The Bad Plus: Suspicious Activity. 2005. Sony/BMG Music Entertainment: CK 94740.

Reid Anderson: bass
Ethan Iverson: piano
David King: drums

For all the immediate appeal the Bad Plus offer with polished and nearly flawless performances on this disc there is also the deft use of form. This trio knows how to shape a musical idea with a triumphant crescendo that pours organically out of quiet development. After multiple spins through the rotation this disc grows more enjoyable. This trio is a great band.

Stefan Wolpe: Enactments: Works for Piano. 2005. Hat Hut Records: 161.

Stefan Wolpe: composer

March and Variations for Two Pianos (1933)
Joseph Christof: piano
Steffen Schleiermacher: piano

The Good Spirit of a Right Cause (1942)
Steffen Schleiermacher: piano

Enactments for Three Pianos (1953)
Josef Christof: piano
Benjamin Kobler: piano
Irmela Roelcke: piano
James Avery: conductor

The blurring of three pianos in Enactments for Three Pianos is the main attraction on this disc.
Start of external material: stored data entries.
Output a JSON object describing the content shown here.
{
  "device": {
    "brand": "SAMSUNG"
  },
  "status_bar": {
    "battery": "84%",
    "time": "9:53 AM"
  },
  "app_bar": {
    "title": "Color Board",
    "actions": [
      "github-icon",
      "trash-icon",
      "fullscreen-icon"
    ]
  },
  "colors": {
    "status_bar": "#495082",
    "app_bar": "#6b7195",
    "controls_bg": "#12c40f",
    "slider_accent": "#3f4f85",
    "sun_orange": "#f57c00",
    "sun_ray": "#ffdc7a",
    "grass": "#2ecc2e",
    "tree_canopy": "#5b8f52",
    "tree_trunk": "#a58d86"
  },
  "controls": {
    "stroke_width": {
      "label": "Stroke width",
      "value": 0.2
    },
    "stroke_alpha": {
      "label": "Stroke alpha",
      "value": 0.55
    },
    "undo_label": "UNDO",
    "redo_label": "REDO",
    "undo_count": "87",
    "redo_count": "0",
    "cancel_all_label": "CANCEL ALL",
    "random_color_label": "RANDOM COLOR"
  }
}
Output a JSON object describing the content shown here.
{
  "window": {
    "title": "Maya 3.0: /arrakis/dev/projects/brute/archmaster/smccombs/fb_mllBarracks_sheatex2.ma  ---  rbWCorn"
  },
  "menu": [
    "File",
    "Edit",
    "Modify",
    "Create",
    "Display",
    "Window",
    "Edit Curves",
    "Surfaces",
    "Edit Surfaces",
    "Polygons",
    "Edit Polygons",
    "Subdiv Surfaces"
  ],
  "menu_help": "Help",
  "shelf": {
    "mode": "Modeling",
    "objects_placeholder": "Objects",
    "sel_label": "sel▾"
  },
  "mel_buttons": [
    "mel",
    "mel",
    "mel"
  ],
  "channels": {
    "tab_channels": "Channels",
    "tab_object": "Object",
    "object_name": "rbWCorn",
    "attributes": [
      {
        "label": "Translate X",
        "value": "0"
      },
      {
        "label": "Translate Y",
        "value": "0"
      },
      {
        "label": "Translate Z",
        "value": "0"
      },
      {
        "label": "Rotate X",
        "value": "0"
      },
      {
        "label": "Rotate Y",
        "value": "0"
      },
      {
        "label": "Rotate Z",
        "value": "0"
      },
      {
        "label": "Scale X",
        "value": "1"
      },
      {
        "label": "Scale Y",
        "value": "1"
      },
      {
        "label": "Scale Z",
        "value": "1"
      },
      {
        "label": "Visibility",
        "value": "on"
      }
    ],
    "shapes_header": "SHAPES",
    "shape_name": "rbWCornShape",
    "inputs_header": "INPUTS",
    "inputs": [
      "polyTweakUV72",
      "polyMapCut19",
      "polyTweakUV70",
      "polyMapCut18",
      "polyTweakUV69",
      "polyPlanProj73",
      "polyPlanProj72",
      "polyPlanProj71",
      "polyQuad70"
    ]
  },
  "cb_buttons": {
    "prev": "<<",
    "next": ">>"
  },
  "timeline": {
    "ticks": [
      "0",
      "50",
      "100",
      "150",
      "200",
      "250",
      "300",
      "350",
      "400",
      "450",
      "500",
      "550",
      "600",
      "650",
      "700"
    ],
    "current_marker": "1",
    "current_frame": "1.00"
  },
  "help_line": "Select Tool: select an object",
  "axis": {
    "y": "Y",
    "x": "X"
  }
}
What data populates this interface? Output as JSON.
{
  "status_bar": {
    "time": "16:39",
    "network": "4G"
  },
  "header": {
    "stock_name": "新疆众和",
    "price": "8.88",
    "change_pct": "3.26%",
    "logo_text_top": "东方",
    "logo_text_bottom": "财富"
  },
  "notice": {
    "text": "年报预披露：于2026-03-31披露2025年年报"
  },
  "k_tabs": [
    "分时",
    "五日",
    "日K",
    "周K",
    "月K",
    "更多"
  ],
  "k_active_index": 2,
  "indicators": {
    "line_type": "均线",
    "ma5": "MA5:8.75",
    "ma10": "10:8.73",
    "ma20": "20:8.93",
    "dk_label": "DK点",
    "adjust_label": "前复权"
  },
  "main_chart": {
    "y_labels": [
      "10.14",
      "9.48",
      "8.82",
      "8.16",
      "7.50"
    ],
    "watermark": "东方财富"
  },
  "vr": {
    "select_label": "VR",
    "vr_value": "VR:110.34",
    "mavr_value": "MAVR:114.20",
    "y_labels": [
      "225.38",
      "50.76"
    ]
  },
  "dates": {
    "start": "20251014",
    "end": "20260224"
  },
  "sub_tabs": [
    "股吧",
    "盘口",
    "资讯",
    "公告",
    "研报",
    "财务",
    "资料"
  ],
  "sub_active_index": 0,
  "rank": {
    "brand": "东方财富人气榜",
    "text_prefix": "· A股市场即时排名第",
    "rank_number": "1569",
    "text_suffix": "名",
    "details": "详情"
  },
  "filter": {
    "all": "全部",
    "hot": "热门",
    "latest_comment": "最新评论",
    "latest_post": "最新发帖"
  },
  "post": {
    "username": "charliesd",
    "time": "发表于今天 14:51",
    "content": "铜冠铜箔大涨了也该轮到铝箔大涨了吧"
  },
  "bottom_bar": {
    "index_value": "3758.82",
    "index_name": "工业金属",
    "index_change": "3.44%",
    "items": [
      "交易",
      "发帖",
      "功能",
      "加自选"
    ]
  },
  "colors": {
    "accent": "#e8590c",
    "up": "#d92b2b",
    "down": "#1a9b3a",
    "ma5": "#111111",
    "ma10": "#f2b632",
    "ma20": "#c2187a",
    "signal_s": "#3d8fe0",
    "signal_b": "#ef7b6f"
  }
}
The inventive and spare use of extended technique adding faint ripples of muted strings and pizzicato within the dense textures of sound masses. For these ears, it is the familiar Wolpe piece on this disc (even if this is the first CD recording. I remember wearing out a vinyl recording of this work years ago). March and Variations for Two Pianos is the surprise work here. A glimpse into an earlier Stefan Wolpe working with melodic materials through a series of variations. The density is less deliberate, yet still built upon a collage of parts. Revealing a music of meticulously crafted parts.

Ornette Coleman: Dancing In Your Head. 1973, 1975 (re-released in 2000). Verve: 314 543 519-2.

Ornette Coleman: alto saxophone
Robert Palmer: clarinet
Charles Ellerbee: guitar
Bern Nix: guitar
Jamaaladeen Tacuma: bass
Ronald Shannon Jackson: drums
Master Musicians of Jajouka: ghaita, stringed instruments, percussion

The polytonal, funk driven explosion that came just before Prime Time. The harmolodically rendered hook of "Theme From a Symphony" weaving through the two long variations built upon an improbable bed of elastic rhythms from the two guitar, bass and drums rhythm section. Then there are the two takes of "Midnight Sunrise." A mere taste of Ornette Coleman's collaboration with the Master Musicians of Jajouka. And according to Coleman, the closest he's come to realizing his creative ideal.